A few weeks into the treadmill training and weights and motivation was lacking. I couldn’t do more than 1h 30mins without it been mind numbing. So I was wanting the outdoor runs. I got a few in towards end of February and into March and miles were increasing. I even got an 11 mile run in on a route I’ve always avoided as it’s an Hill start. I’m a soft arse runner at times as I only started in 2016 from never running before in my life. Then it hit the following week ‘the beast from the east’ this shot all my training down. I just give up thought I’m never going to get enough training in. I’ll cancel the marathon or I’ll look a fool, I’ll say I’ve got injured or something. See I’ve not run 13 miles this year how will I run 26.
It was a couple of weeks later and all I was doing was procrastinating over the training. Fitting in some small runs but always putting off the big runs as in all honesty they scared shit out of me. I’m a 13 mile runner not a 26 I get bored after 2 hours how can I do 4 or even 5. Retail therapy was needed to boost my mentality. I jumped online and bought myself a running hydration vest so I at least felt like a long runner. Started watching ultra running documentary’s on YouTube for motivation. It worked a day after the vest arrived I filled it with water and headed out of door up that hill I always avoided.

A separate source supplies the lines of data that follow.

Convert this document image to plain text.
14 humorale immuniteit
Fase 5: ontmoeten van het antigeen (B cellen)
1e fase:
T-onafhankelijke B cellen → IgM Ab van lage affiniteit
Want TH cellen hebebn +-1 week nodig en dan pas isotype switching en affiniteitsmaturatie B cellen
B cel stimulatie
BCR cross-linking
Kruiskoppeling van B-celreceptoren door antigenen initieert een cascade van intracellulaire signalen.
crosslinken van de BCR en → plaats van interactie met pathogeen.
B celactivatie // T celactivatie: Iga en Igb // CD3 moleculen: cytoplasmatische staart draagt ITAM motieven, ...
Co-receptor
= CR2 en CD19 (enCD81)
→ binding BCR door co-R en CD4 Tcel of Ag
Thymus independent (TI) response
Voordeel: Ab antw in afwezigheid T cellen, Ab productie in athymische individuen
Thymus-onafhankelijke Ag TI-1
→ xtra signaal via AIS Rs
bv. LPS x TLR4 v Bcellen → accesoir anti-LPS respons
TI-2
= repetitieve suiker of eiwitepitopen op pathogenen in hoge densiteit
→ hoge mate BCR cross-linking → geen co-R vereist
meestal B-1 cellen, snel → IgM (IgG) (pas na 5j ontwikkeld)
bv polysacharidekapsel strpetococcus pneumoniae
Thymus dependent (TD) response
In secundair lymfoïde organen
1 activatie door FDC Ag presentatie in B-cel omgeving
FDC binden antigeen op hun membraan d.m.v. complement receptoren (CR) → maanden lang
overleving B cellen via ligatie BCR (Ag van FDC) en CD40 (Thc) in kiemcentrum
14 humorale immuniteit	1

I ran steady at Zone 2 heart rate pace 12:00 minutes for me. For the first ever time I’d run a circuit from my house to my house on an 11 mile route that was hard. Then that Sunday I did it again and I felt better. Following Sunday I did something I’ve never done also, I ran 16 miles. In between all this I was doing my shorter runs as weather was getting better. I still was procrastinating though and midweek training was taking a hit, if I could make an excuse I would. Then I had a moment 2 weeks after the 16 miler I headed out on a Sunday and I hit 19 miles. My longest to date but still I was missing too many midweek runs.
Three weeks out from the day
So here I am writing this blog three weeks out from the marathon and I’m a broken man. I have ran once this week on Tuesday it was a terrible 40 minute treadmill run that I had no energy for. I missed Thursday for the lack of energy I put this down to changing my diet as since December I’ve been following the 8-16 fast. Eating for 8 hours a day and fasting fr the other 16. I’ve lost weight through it and kept it off had high energy levels and felt great. Thing was I thought I needed to get more carbs in for the marathon so I started eating breakfast again. This has back fired I feel shocking from it so I’m going back to 8-16 this week.
Another reason I’m feeling so broken is today I’ve done my longest last run before the marathon. I’ve run 22 miles for the first time ever and it was the worst run to date in 2.5 years of running. I mentally was broken my mind was playing tricks on me all the way round. I didn’t feel like I was worthy of my place in the marathon, I felt like my legs were just lead. At mile 16 I nearly gave up my mind was telling me that I should give up, it said you always give up so just give up. Your not going to get round marathon so just pull out now, you always do pull out when things get tough so why not now. Somehow I fought the demons and I made it round. Although when I got home I fell onto the sofa and cried.